Un événement tragique a secoué la France : Yvan Colonna, militant indépendantiste corsé, a perdu la vie en mars 2022 après avoir été agressé par un détenu, Franck Elong Abé, dans la prison d'Arles où il purgeait une peine à perpétuité pour l'assassinat du préfet Claude Erignac. Selon le Parquet national antiterroriste, un procès pour assassinat en relation avec une entreprise terroriste est requis contre Elong Abé.
Les réquisitions ont été annoncées le 20 mars, près de quatre ans après l'agression mortelle survenue le 2 mars 2022. Ce dernier, un détenu radicalisé de 39 ans, purgait plusieurs peines pour des actes liés au terrorisme, dont une de neuf ans pour association de malfaiteurs.

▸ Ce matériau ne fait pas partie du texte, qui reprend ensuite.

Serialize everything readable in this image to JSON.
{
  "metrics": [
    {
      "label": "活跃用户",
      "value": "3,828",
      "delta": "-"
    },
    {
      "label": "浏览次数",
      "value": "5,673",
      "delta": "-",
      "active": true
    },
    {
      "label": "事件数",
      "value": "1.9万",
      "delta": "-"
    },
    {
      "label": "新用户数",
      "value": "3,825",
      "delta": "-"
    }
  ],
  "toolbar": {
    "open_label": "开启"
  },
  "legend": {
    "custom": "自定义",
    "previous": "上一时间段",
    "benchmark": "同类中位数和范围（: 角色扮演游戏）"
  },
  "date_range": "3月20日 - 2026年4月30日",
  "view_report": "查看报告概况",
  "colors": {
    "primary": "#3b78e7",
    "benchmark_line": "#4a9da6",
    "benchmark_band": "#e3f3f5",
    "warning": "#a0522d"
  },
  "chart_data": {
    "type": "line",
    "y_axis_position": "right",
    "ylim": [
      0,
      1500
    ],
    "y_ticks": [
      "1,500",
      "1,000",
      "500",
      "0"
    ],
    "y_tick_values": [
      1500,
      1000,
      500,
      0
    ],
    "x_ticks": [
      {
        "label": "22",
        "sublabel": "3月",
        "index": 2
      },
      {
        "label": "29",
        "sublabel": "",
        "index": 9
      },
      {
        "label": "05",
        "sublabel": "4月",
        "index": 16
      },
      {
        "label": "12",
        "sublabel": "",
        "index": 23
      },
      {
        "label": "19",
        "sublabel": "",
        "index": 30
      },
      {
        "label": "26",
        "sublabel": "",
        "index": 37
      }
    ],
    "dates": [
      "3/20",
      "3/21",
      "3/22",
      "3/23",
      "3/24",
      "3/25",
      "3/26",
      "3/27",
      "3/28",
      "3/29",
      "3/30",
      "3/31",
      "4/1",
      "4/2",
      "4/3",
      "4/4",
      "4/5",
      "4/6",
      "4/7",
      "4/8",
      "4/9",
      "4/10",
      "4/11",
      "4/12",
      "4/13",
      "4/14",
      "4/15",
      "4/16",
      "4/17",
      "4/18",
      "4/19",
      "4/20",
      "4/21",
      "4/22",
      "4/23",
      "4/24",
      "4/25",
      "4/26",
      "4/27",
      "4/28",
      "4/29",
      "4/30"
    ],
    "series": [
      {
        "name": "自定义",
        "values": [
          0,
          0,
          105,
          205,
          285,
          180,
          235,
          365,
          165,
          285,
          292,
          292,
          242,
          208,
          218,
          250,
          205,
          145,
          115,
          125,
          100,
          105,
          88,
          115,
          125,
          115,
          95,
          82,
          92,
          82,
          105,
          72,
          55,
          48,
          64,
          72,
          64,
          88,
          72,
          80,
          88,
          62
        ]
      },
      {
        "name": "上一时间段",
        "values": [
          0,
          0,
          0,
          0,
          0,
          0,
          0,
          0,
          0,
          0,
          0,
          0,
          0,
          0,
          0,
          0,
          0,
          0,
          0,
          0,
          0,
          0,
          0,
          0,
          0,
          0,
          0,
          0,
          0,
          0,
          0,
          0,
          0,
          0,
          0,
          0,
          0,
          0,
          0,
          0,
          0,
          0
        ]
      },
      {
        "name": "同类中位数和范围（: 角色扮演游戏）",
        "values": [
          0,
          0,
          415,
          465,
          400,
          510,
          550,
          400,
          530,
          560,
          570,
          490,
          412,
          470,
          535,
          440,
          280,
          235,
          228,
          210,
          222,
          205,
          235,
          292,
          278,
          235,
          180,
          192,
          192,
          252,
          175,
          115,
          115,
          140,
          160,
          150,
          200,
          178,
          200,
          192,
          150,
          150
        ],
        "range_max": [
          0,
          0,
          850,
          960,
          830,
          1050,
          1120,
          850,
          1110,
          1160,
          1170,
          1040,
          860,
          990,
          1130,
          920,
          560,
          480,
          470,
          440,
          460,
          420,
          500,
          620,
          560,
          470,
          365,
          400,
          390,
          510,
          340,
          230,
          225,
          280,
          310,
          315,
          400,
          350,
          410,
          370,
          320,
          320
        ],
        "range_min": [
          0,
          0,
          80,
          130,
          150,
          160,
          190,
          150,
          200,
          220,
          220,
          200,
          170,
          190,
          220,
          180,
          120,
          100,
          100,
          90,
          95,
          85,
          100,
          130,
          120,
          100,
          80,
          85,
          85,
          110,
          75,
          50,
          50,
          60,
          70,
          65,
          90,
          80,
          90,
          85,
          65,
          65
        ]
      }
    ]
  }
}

Au moment des faits, son statut était déjà signalé comme « particulièrement dangereux », en raison de son comportement instable et violent.
Elong Abé a confessé qu'il avait ciblé Colonna après que ce dernier aurait, selon ses dires, proféré des blasphèmes contre le prophète Mahomet. Il a cependant insisté pour affirmer avoir agi seul, ne se liant à aucun groupe. Un rapport d’une commission d'enquête parlementaire publié en mai 2023 a mis en lumière les « graves défaillances » dans la gestion de cette affaire, évoquant une « rigueur excessive » du traitement de Colonna et des « dysfonctionnements » notables dans l'établissement pénitentiaire.

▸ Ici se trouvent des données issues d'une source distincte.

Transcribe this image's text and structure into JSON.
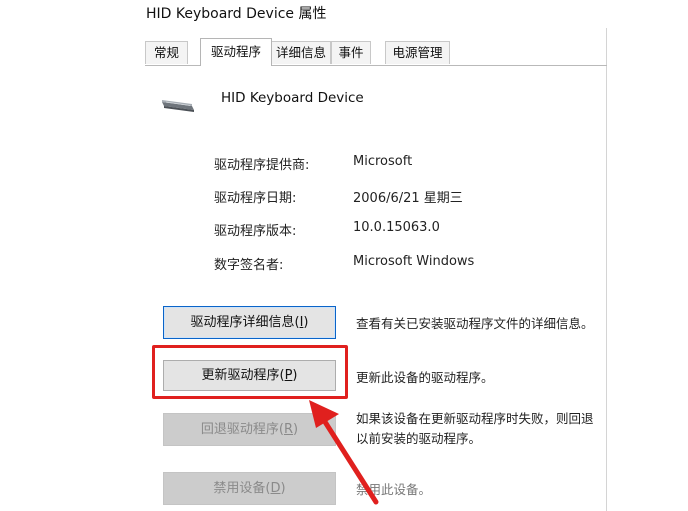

Ce triste événement a ravivé des tensions déjà présentes en Corse, où les opinions sont partagées. Des experts appellent à des réformes dans le système carcéral français pour éviter de telles tragédies à l'avenir. Alors que des manifestations se sont tenues pour rendre hommage à Colonna, il est crucial d'examiner comment des mesures préventives peuvent être mises en place pour garantir la sécurité de tous les détenus. Cette affaire soulève des questions sur l'équilibre entre sécurité et gestion humanitaire derrière les murs des prisons françaises.